Nonconvex Learning Theory Team (https://aip.riken.jp/labs/generic_tech/nonconvex_learn_theory/?lang=en) at RIKEN AIP
Speaker 1: Takafumi Kanamori (25 min)
Title: Overview and Recent Development in the research activity of Non-Convex Learning Theory Team
Abstract: The main target of our team is to develop learning algorithms to deal with complex data and to establish theoretical foundations of statistical learning. In this talk, we will introduce recent development including statistical inference of probability distribution on complex domains, kernel-based feature extraction method for complex data, the fundamental theory of transfer learning, and so on.
Speaker 2: Kosaku Takanashi (25 min)
Title: Nonlinear Ensemble Methods for Time Series Data
Abstract: We propose a class of ensemble methods that nonlinearly synthesizes multiple sources of information– such as predictive distributions– in a sequential, time series context. To understand its finite sample properties, we develop a theoretical strategy based on stochastic processes, where the ensembled processes are expressed as stochastic differential equations, evaluated using Itô’s lemma. We determine the conditions and mechanism for which this class of nonlinear synthesis outperforms linear ensemble methods. Further, we identify a specific form of nonlinear synthesis that produces exact minimax predictive distributions for Kullback-Leibler risk and, under certain conditions, quadratic risk. A finite sample simulation study is presented to illustrate our results. This is a joint work with Kenichiro McAlinn from Temple university．
Speaker 3: Yuichiro Wada (25 min)
Title: Spectral Embedded Deep Clustering
Abstract: We propose a clustering method based on a deep neural network. Given an unlabeled dataset and the number of clusters, our method groups the dataset into the given number of clusters in the original space. We use a conditional discrete probability distribution defined by a deep neural network as a statistical model. Our strategy is first to estimate the cluster labels of unlabeled data points selected from a high-density region. Then secondly, by using the estimated labels and the remaining unlabeled data points, we conduct semi-supervised learning to train the model. Lastly, by using the trained model, we estimate cluster labels of the remaining unlabeled data points. We conduct numerical experiments on five commonly used datasets to confirm the effectiveness of the proposed method. This talk is based on a paper Entropy 2019, 21(8), 795, with Shugo Miyamoto, Takumi Nakagawa, Leo Andeol, Wataru Kumagai and Takafumi Kanamori.

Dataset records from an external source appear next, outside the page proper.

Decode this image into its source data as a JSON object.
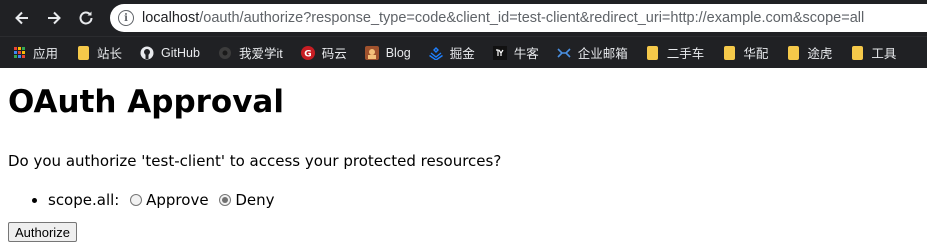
{
  "browser": {
    "url_host": "localhost",
    "url_rest": "/oauth/authorize?response_type=code&client_id=test-client&redirect_uri=http://example.com&scope=all",
    "nav_icons": [
      "back-arrow-icon",
      "forward-arrow-icon",
      "reload-icon"
    ],
    "info_glyph": "i"
  },
  "bookmarks": [
    {
      "label": "应用",
      "icon": "apps-grid-icon"
    },
    {
      "label": "站长",
      "icon": "folder-icon"
    },
    {
      "label": "GitHub",
      "icon": "github-icon"
    },
    {
      "label": "我爱学it",
      "icon": "site-icon"
    },
    {
      "label": "码云",
      "icon": "gitee-icon"
    },
    {
      "label": "Blog",
      "icon": "blog-icon"
    },
    {
      "label": "掘金",
      "icon": "juejin-icon"
    },
    {
      "label": "牛客",
      "icon": "nowcoder-icon"
    },
    {
      "label": "企业邮箱",
      "icon": "mail-icon"
    },
    {
      "label": "二手车",
      "icon": "folder-icon"
    },
    {
      "label": "华配",
      "icon": "folder-icon"
    },
    {
      "label": "途虎",
      "icon": "folder-icon"
    },
    {
      "label": "工具",
      "icon": "folder-icon"
    }
  ],
  "page": {
    "title": "OAuth Approval",
    "question": "Do you authorize 'test-client' to access your protected resources?",
    "scope": {
      "label": "scope.all:",
      "approve_label": "Approve",
      "deny_label": "Deny",
      "selected": "Deny"
    },
    "submit_label": "Authorize"
  },
  "colors": {
    "chrome_bg": "#202124",
    "folder": "#f5c94a"
  }
}
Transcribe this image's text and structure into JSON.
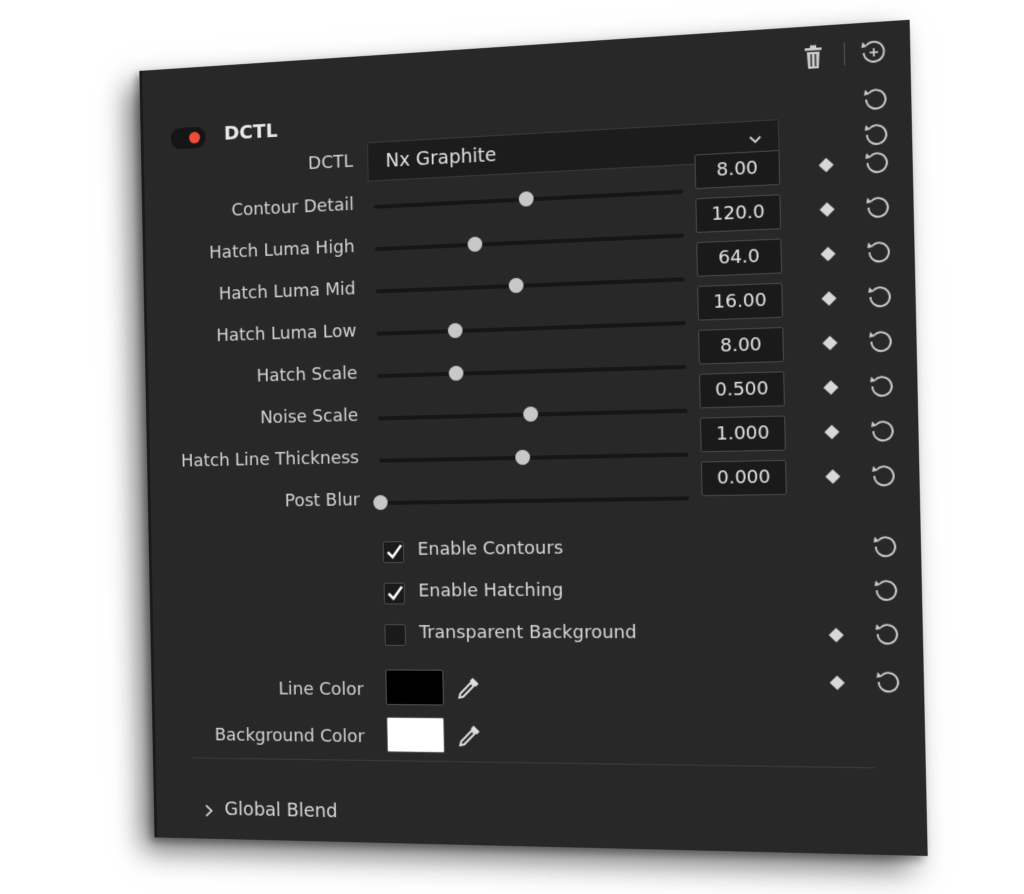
{
  "header": {
    "title": "DCTL",
    "enabled": true,
    "toggle_color": "#ee4b3a"
  },
  "dctl": {
    "label": "DCTL",
    "selected": "Nx Graphite"
  },
  "sliders": [
    {
      "label": "Contour Detail",
      "value": "8.00",
      "position": 0.5,
      "keyframe": true
    },
    {
      "label": "Hatch Luma High",
      "value": "120.0",
      "position": 0.33,
      "keyframe": true
    },
    {
      "label": "Hatch Luma Mid",
      "value": "64.0",
      "position": 0.46,
      "keyframe": true
    },
    {
      "label": "Hatch Luma Low",
      "value": "16.00",
      "position": 0.26,
      "keyframe": true
    },
    {
      "label": "Hatch Scale",
      "value": "8.00",
      "position": 0.26,
      "keyframe": true
    },
    {
      "label": "Noise Scale",
      "value": "0.500",
      "position": 0.5,
      "keyframe": true
    },
    {
      "label": "Hatch Line Thickness",
      "value": "1.000",
      "position": 0.47,
      "keyframe": true
    },
    {
      "label": "Post Blur",
      "value": "0.000",
      "position": 0.0,
      "keyframe": true
    }
  ],
  "checkboxes": [
    {
      "label": "Enable Contours",
      "checked": true
    },
    {
      "label": "Enable Hatching",
      "checked": true
    },
    {
      "label": "Transparent Background",
      "checked": false
    }
  ],
  "colors": [
    {
      "label": "Line Color",
      "value": "#000000"
    },
    {
      "label": "Background Color",
      "value": "#ffffff"
    }
  ],
  "footer": {
    "global_blend_label": "Global Blend"
  },
  "icons": {
    "delete": "trash-icon",
    "reset_all": "reset-all-icon",
    "reset": "reset-icon",
    "keyframe": "keyframe-diamond-icon",
    "picker": "eyedropper-icon",
    "expand": "chevron-right-icon"
  }
}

Speaker 4: Hironori Fujisawa (25 min)
Title: Transfer learning via L1 regularization
Abstract: Machine learning algorithms typically require abundant data under a stationary environment. However, environments are nonstationary in many real-world applications. Critical issues lie in how to effectively adapt models under an ever-changing environment. We propose a method for transferring knowledge from a source domain to a target domain via L1 regularization in high dimension. We incorporate L1 regularization of differences between source parameters and target parameters, in addition to an ordinary L1 regularization. Hence, our method yields sparsity for both the estimates themselves and changes of the estimates. The proposed method has a tight estimation error bound under a stationary environment, and the estimate remains unchanged from the source estimate under small residuals. Moreover, the estimate is consistent with the underlying function, even when the source estimate is mistaken due to nonstationarity. Empirical results demonstrate that the proposed method effectively balances stability and plasticity. This is a joint work with Masaaki Takada (Toshiba Cooperation). This talk is based on a paper accepted at NeurIPS 2020.